The missing pillar of web design

After listening to the various podcasts coming out the Web Essentials conference this year it has made me think a lot about the nature of web design and the current state of the industry. Although there are some very exciting developments, I am concerned that we may be in danger of loosing some perspective.


Six Pillars of web design

For fear of stretching an analogy, I believe that there are six pillars of web design. Each pillar represents a fundamental part of any website development project and a successful site has an equal balance between all pillars.

These pillars are:

Usability

Usability is a well-recognised sphere of web development with many champions such as Steve Krug and Jacob Nielsen. Sites with bad usability suffer from poor rates of repeat traffic and failure by users to complete calls to action.

Accessibility

For the sake of this article, web accessibility refers to making your site accessible to the widest possible audience whether they are disabled, using old technology or alternative devices. This is a particularly popular area at the moment within the web design community, with a lot of effort being put into developing techniques to improve site accessibility.

Aesthetics

Aesthetics refers to the branded look and feel for a site. Covering colour schemes, styling and interface, aesthetics has a huge impact on how a users perceives a site. For a long time this was my far the most dominant pillar of web design but now it is seen by many as secondary.

Development

This pillar of web design is experiencing phenomenal growth, with ever more powerful "web applications" emerging. It covers web standards and AJAX as well as more traditional server side scripting.

Content

In many ways, this pillar is ignored by many web designers being considered "the clients problem". The reality is that content can make or break a website. Well-written, easy to read content combined with useful applications can go a long way to supporting an otherwise weak site.

Objectives

This is the missing pillar of web design. Often overlooked in the web design process and yet fundamental to any sites success. Why does the site exist? What is it trying to achieve? What returns on investment are required? These are all essential questions that are easy to ignore. Fundermentally this is the "business model" behind the site.

Since initially writing this article Alist Apart have published an excellent article on site objectives and strategies. It is definately worth a read.

Maintaining the balance

Problems arise when these pillars are not in balance. If one pillar is removed, or even if one pillar becomes greater than another does, then the whole structure becomes unstable.

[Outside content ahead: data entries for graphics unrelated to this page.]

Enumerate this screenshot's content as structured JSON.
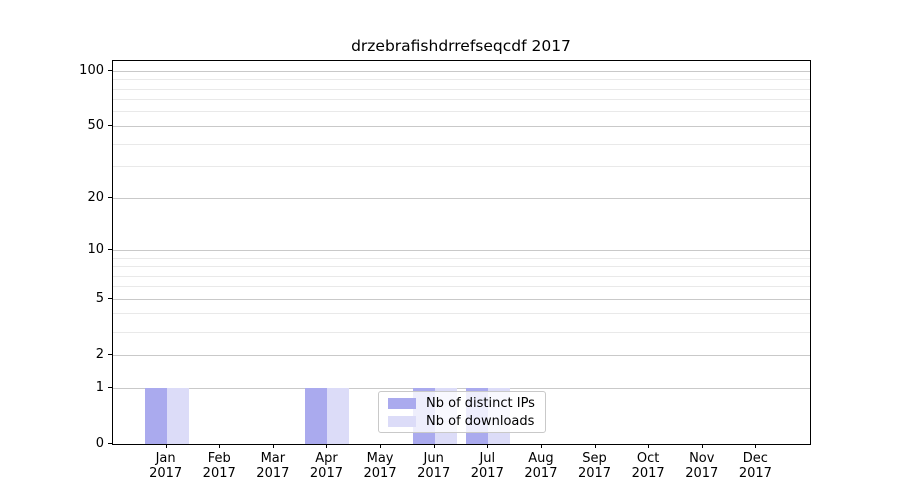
{
  "figure": {
    "background_color": "#ffffff"
  },
  "chart_data": {
    "type": "bar",
    "title": "drzebrafishdrrefseqcdf 2017",
    "categories": [
      "Jan 2017",
      "Feb 2017",
      "Mar 2017",
      "Apr 2017",
      "May 2017",
      "Jun 2017",
      "Jul 2017",
      "Aug 2017",
      "Sep 2017",
      "Oct 2017",
      "Nov 2017",
      "Dec 2017"
    ],
    "x_tick_month_labels": [
      "Jan",
      "Feb",
      "Mar",
      "Apr",
      "May",
      "Jun",
      "Jul",
      "Aug",
      "Sep",
      "Oct",
      "Nov",
      "Dec"
    ],
    "x_tick_year_label": "2017",
    "series": [
      {
        "name": "Nb of distinct IPs",
        "color": "#aaaaee",
        "values": [
          1,
          0,
          0,
          1,
          0,
          1,
          1,
          0,
          0,
          0,
          0,
          0
        ]
      },
      {
        "name": "Nb of downloads",
        "color": "#dcdcf8",
        "values": [
          1,
          0,
          0,
          1,
          0,
          1,
          1,
          0,
          0,
          0,
          0,
          0
        ]
      }
    ],
    "xlabel": "",
    "ylabel": "",
    "y_scale": "log10(1+y)",
    "ylim": [
      0,
      113
    ],
    "y_major_ticks": [
      0,
      1,
      2,
      5,
      10,
      20,
      50,
      100
    ],
    "y_major_tick_labels": [
      "0",
      "1",
      "2",
      "5",
      "10",
      "20",
      "50",
      "100"
    ],
    "y_minor_gridlines": [
      3,
      4,
      6,
      7,
      8,
      9,
      30,
      40,
      60,
      70,
      80,
      90
    ],
    "grid": true,
    "legend_position": "lower center inside plot",
    "colors": {
      "major_grid": "#c9c9c9",
      "minor_grid": "#e9e9e9",
      "axis": "#000000",
      "text": "#000000"
    }
  },
  "legend": {
    "entries": [
      {
        "label": "Nb of distinct IPs"
      },
      {
        "label": "Nb of downloads"
      }
    ]
  }
}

Like in every other area of life, web design goes through "trends". From brochureware to flash, from web standards to AJAX, we are all prone to jumping on the bandwagon. Of course, in once sense this is a good thing. When we see other people’s groundbreaking work, it inspires us to innovate ourselves. We are seeing this with AJAX and Web 2.0. There is a lot of innovation happening around the "development pillar" and that is good to see. It should be applauded. However, we must be careful to ensure that this pillar does not become unbalanced with the others. I am seeing many web 2.0 applications that function wonderfully, degrade nicely, look stunning, but are at the end of the day are pointless, lacking a clear objective!

The sixth pillar

I hear a lot of grumbling in the web design community about clients. Our clients aren’t interested in accessibility or AJAX or web standards. Many see their clients as being ignorant and a barrier to progress. Although I am sure there is the odd ignorant client out there, I think the main problem is that they focus most heavily on the one pillar of web design we largely ignore… objectives.

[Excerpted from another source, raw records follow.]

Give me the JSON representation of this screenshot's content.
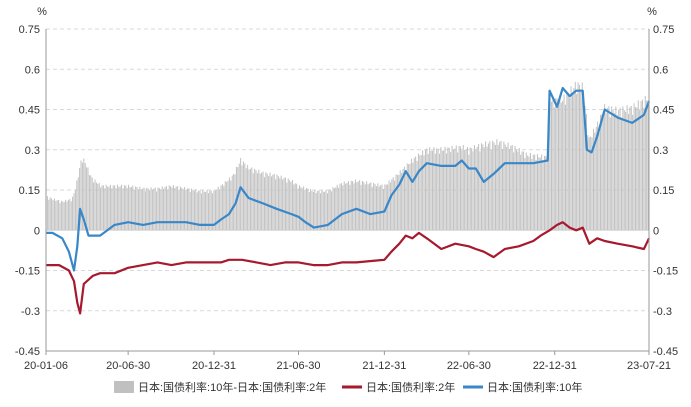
{
  "chart_data": {
    "type": "bar-line-combo",
    "y_unit_left": "%",
    "y_unit_right": "%",
    "ylim": [
      -0.45,
      0.75
    ],
    "yticks": [
      -0.45,
      -0.3,
      -0.15,
      0,
      0.15,
      0.3,
      0.45,
      0.6,
      0.75
    ],
    "ytick_labels": [
      "-0.45",
      "-0.3",
      "-0.15",
      "0",
      "0.15",
      "0.3",
      "0.45",
      "0.6",
      "0.75"
    ],
    "x_start": "2020-01-06",
    "x_end": "2023-07-21",
    "xtick_dates": [
      "2020-01-06",
      "2020-06-30",
      "2020-12-31",
      "2021-06-30",
      "2021-12-31",
      "2022-06-30",
      "2022-12-31",
      "2023-07-21"
    ],
    "xtick_labels": [
      "20-01-06",
      "20-06-30",
      "20-12-31",
      "21-06-30",
      "21-12-31",
      "22-06-30",
      "22-12-31",
      "23-07-21"
    ],
    "grid": "horizontal-dashed",
    "legend_position": "bottom",
    "series": [
      {
        "name": "日本:国债利率:10年-日本:国债利率:2年",
        "kind": "bar",
        "color": "#c0c0c0",
        "points": [
          [
            "2020-01-06",
            0.13
          ],
          [
            "2020-01-20",
            0.12
          ],
          [
            "2020-02-10",
            0.11
          ],
          [
            "2020-03-02",
            0.12
          ],
          [
            "2020-03-09",
            0.16
          ],
          [
            "2020-03-16",
            0.22
          ],
          [
            "2020-03-23",
            0.28
          ],
          [
            "2020-03-30",
            0.26
          ],
          [
            "2020-04-13",
            0.2
          ],
          [
            "2020-05-04",
            0.17
          ],
          [
            "2020-06-01",
            0.17
          ],
          [
            "2020-06-30",
            0.17
          ],
          [
            "2020-08-03",
            0.16
          ],
          [
            "2020-09-01",
            0.16
          ],
          [
            "2020-10-01",
            0.17
          ],
          [
            "2020-11-02",
            0.16
          ],
          [
            "2020-12-01",
            0.15
          ],
          [
            "2020-12-31",
            0.15
          ],
          [
            "2021-01-15",
            0.17
          ],
          [
            "2021-02-10",
            0.21
          ],
          [
            "2021-02-26",
            0.27
          ],
          [
            "2021-03-15",
            0.24
          ],
          [
            "2021-04-15",
            0.22
          ],
          [
            "2021-05-14",
            0.21
          ],
          [
            "2021-06-15",
            0.19
          ],
          [
            "2021-06-30",
            0.17
          ],
          [
            "2021-08-02",
            0.15
          ],
          [
            "2021-09-01",
            0.15
          ],
          [
            "2021-10-01",
            0.18
          ],
          [
            "2021-11-01",
            0.19
          ],
          [
            "2021-12-01",
            0.18
          ],
          [
            "2021-12-31",
            0.17
          ],
          [
            "2022-02-01",
            0.22
          ],
          [
            "2022-03-01",
            0.27
          ],
          [
            "2022-04-01",
            0.31
          ],
          [
            "2022-05-02",
            0.31
          ],
          [
            "2022-06-15",
            0.32
          ],
          [
            "2022-06-30",
            0.31
          ],
          [
            "2022-08-01",
            0.33
          ],
          [
            "2022-09-01",
            0.34
          ],
          [
            "2022-10-03",
            0.32
          ],
          [
            "2022-11-01",
            0.29
          ],
          [
            "2022-12-16",
            0.28
          ],
          [
            "2022-12-20",
            0.5
          ],
          [
            "2023-01-16",
            0.5
          ],
          [
            "2023-02-01",
            0.53
          ],
          [
            "2023-02-15",
            0.56
          ],
          [
            "2023-03-01",
            0.55
          ],
          [
            "2023-03-15",
            0.35
          ],
          [
            "2023-03-31",
            0.4
          ],
          [
            "2023-04-17",
            0.47
          ],
          [
            "2023-05-15",
            0.46
          ],
          [
            "2023-06-15",
            0.47
          ],
          [
            "2023-07-21",
            0.51
          ]
        ]
      },
      {
        "name": "日本:国债利率:2年",
        "kind": "line",
        "color": "#a6192e",
        "points": [
          [
            "2020-01-06",
            -0.13
          ],
          [
            "2020-02-03",
            -0.13
          ],
          [
            "2020-02-24",
            -0.15
          ],
          [
            "2020-03-06",
            -0.19
          ],
          [
            "2020-03-13",
            -0.27
          ],
          [
            "2020-03-19",
            -0.31
          ],
          [
            "2020-03-27",
            -0.2
          ],
          [
            "2020-04-15",
            -0.17
          ],
          [
            "2020-05-01",
            -0.16
          ],
          [
            "2020-06-01",
            -0.16
          ],
          [
            "2020-06-30",
            -0.14
          ],
          [
            "2020-08-01",
            -0.13
          ],
          [
            "2020-09-01",
            -0.12
          ],
          [
            "2020-10-01",
            -0.13
          ],
          [
            "2020-11-01",
            -0.12
          ],
          [
            "2020-12-31",
            -0.12
          ],
          [
            "2021-01-15",
            -0.12
          ],
          [
            "2021-02-01",
            -0.11
          ],
          [
            "2021-03-01",
            -0.11
          ],
          [
            "2021-04-01",
            -0.12
          ],
          [
            "2021-05-01",
            -0.13
          ],
          [
            "2021-06-01",
            -0.12
          ],
          [
            "2021-06-30",
            -0.12
          ],
          [
            "2021-08-01",
            -0.13
          ],
          [
            "2021-09-01",
            -0.13
          ],
          [
            "2021-10-01",
            -0.12
          ],
          [
            "2021-11-01",
            -0.12
          ],
          [
            "2021-12-31",
            -0.11
          ],
          [
            "2022-01-15",
            -0.08
          ],
          [
            "2022-02-01",
            -0.05
          ],
          [
            "2022-02-15",
            -0.02
          ],
          [
            "2022-03-01",
            -0.03
          ],
          [
            "2022-03-15",
            -0.01
          ],
          [
            "2022-04-01",
            -0.03
          ],
          [
            "2022-05-02",
            -0.07
          ],
          [
            "2022-06-01",
            -0.05
          ],
          [
            "2022-06-30",
            -0.06
          ],
          [
            "2022-07-15",
            -0.07
          ],
          [
            "2022-08-01",
            -0.08
          ],
          [
            "2022-08-22",
            -0.1
          ],
          [
            "2022-09-15",
            -0.07
          ],
          [
            "2022-10-15",
            -0.06
          ],
          [
            "2022-11-15",
            -0.04
          ],
          [
            "2022-12-01",
            -0.02
          ],
          [
            "2022-12-20",
            0.0
          ],
          [
            "2023-01-05",
            0.02
          ],
          [
            "2023-01-17",
            0.03
          ],
          [
            "2023-02-01",
            0.01
          ],
          [
            "2023-02-15",
            0.0
          ],
          [
            "2023-03-01",
            0.01
          ],
          [
            "2023-03-15",
            -0.05
          ],
          [
            "2023-04-01",
            -0.03
          ],
          [
            "2023-04-17",
            -0.04
          ],
          [
            "2023-05-15",
            -0.05
          ],
          [
            "2023-06-15",
            -0.06
          ],
          [
            "2023-07-10",
            -0.07
          ],
          [
            "2023-07-21",
            -0.03
          ]
        ]
      },
      {
        "name": "日本:国债利率:10年",
        "kind": "line",
        "color": "#3a87c8",
        "points": [
          [
            "2020-01-06",
            -0.01
          ],
          [
            "2020-01-20",
            -0.01
          ],
          [
            "2020-02-10",
            -0.03
          ],
          [
            "2020-02-24",
            -0.08
          ],
          [
            "2020-03-06",
            -0.15
          ],
          [
            "2020-03-13",
            -0.06
          ],
          [
            "2020-03-19",
            0.08
          ],
          [
            "2020-03-27",
            0.04
          ],
          [
            "2020-04-06",
            -0.02
          ],
          [
            "2020-05-01",
            -0.02
          ],
          [
            "2020-06-01",
            0.02
          ],
          [
            "2020-06-30",
            0.03
          ],
          [
            "2020-08-01",
            0.02
          ],
          [
            "2020-09-01",
            0.03
          ],
          [
            "2020-10-01",
            0.03
          ],
          [
            "2020-11-01",
            0.03
          ],
          [
            "2020-12-01",
            0.02
          ],
          [
            "2020-12-31",
            0.02
          ],
          [
            "2021-01-15",
            0.04
          ],
          [
            "2021-02-01",
            0.06
          ],
          [
            "2021-02-15",
            0.1
          ],
          [
            "2021-02-26",
            0.16
          ],
          [
            "2021-03-15",
            0.12
          ],
          [
            "2021-04-15",
            0.1
          ],
          [
            "2021-05-14",
            0.08
          ],
          [
            "2021-06-15",
            0.06
          ],
          [
            "2021-06-30",
            0.05
          ],
          [
            "2021-07-15",
            0.03
          ],
          [
            "2021-08-02",
            0.01
          ],
          [
            "2021-09-01",
            0.02
          ],
          [
            "2021-10-01",
            0.06
          ],
          [
            "2021-11-01",
            0.08
          ],
          [
            "2021-12-01",
            0.06
          ],
          [
            "2021-12-31",
            0.07
          ],
          [
            "2022-01-15",
            0.13
          ],
          [
            "2022-02-01",
            0.17
          ],
          [
            "2022-02-15",
            0.22
          ],
          [
            "2022-03-01",
            0.18
          ],
          [
            "2022-03-15",
            0.22
          ],
          [
            "2022-04-01",
            0.25
          ],
          [
            "2022-05-02",
            0.24
          ],
          [
            "2022-06-01",
            0.24
          ],
          [
            "2022-06-15",
            0.26
          ],
          [
            "2022-06-30",
            0.23
          ],
          [
            "2022-07-15",
            0.23
          ],
          [
            "2022-08-01",
            0.18
          ],
          [
            "2022-08-22",
            0.21
          ],
          [
            "2022-09-15",
            0.25
          ],
          [
            "2022-10-15",
            0.25
          ],
          [
            "2022-11-15",
            0.25
          ],
          [
            "2022-12-16",
            0.26
          ],
          [
            "2022-12-20",
            0.52
          ],
          [
            "2023-01-05",
            0.46
          ],
          [
            "2023-01-17",
            0.53
          ],
          [
            "2023-02-01",
            0.5
          ],
          [
            "2023-02-15",
            0.52
          ],
          [
            "2023-03-01",
            0.52
          ],
          [
            "2023-03-10",
            0.3
          ],
          [
            "2023-03-20",
            0.29
          ],
          [
            "2023-04-01",
            0.35
          ],
          [
            "2023-04-17",
            0.45
          ],
          [
            "2023-05-15",
            0.42
          ],
          [
            "2023-06-15",
            0.4
          ],
          [
            "2023-07-10",
            0.43
          ],
          [
            "2023-07-21",
            0.48
          ]
        ]
      }
    ]
  }
}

They are concerned with the sites return on investment, whether that is in sales, leads, or brand awareness. They don’t care about accessibility unless it will help them achieve their objectives. They are not interested in the underlying technology if it won’t solve their business problems.

The holistic approach

So who is right? Are our client’s right to obsess about objectives and goals, or are we right focusing on accessibility and applications? The reality is that we should be taking a holistic approach to web design where we all at least keep an eye on the other pillars. Even if you specialise in accessibility you should not be blind to technology and equally if you specialise in technology it should not be at the expense of all else.

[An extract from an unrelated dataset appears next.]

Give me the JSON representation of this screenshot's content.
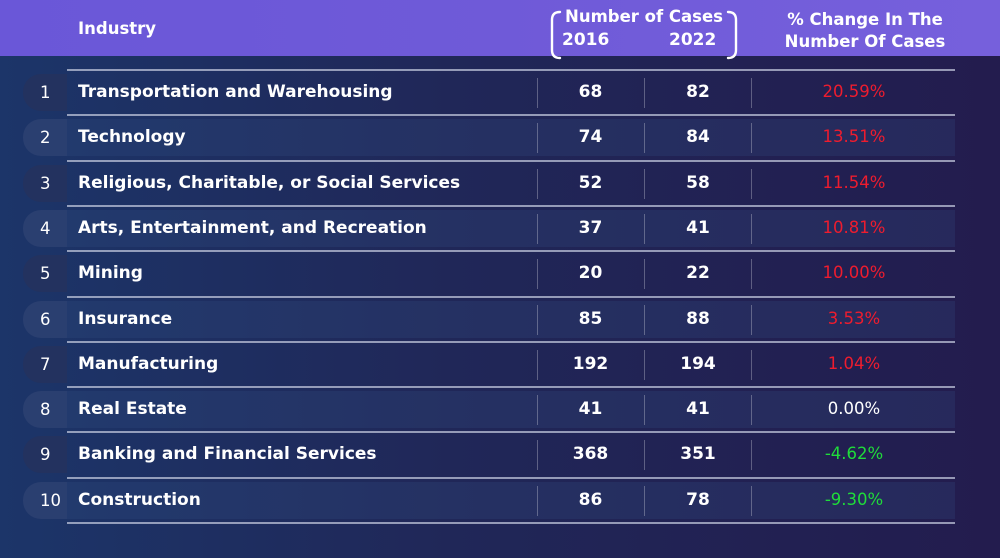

By maintaining an overview of all the pillars of web design, we are sure to keep them in balance and prevent too much bias towards any one area.

  • http://webaxe.blogspot.com Dennis

    Great points, Paul! And thanks for the usability links. Here’s my podcast on accessibility for anyone interested: http://webaxe.blogspot.com.

  • http://marston.quantumregister.com/ Marston

    Great points indeed. I was thinking about this today myself actually, especially point 6. Outside and even within the standards community I see it out of balance and more ephasis put on aesthetics, which is cool to a certain extent. I know sometimes there isn’t the luxury of balancing every aspect into every site, especially with picky clients but I definitely agree with a holistic approach.

  • http://www.boagworld.com Paul Boag

    See that is strange, because my impression at the moment is that aesthetics arent getting much attention anymore. It seems to me that development (AJAX, web 2.0. ect) and accessibility are the darlings of the web design community at the moment.

  • Mark

    You’re absolutely right Paul, at the end of the day commercial projects are ultimately to be judged by the criteria the customer has set out (with the help of our expert advice), and not the academic extremism it’s easy for those of us who are passionate about such things to fall into.
    Clearly there is a line here, and some aspects of web standards etc should always be taken into consideration – but at the end of the day, a commercial site usually has both a deadline and a fixed cost, which must come first. Furthermore to the average site user it is the usability/design/aesthetics of a site that matter most, not the underlying code.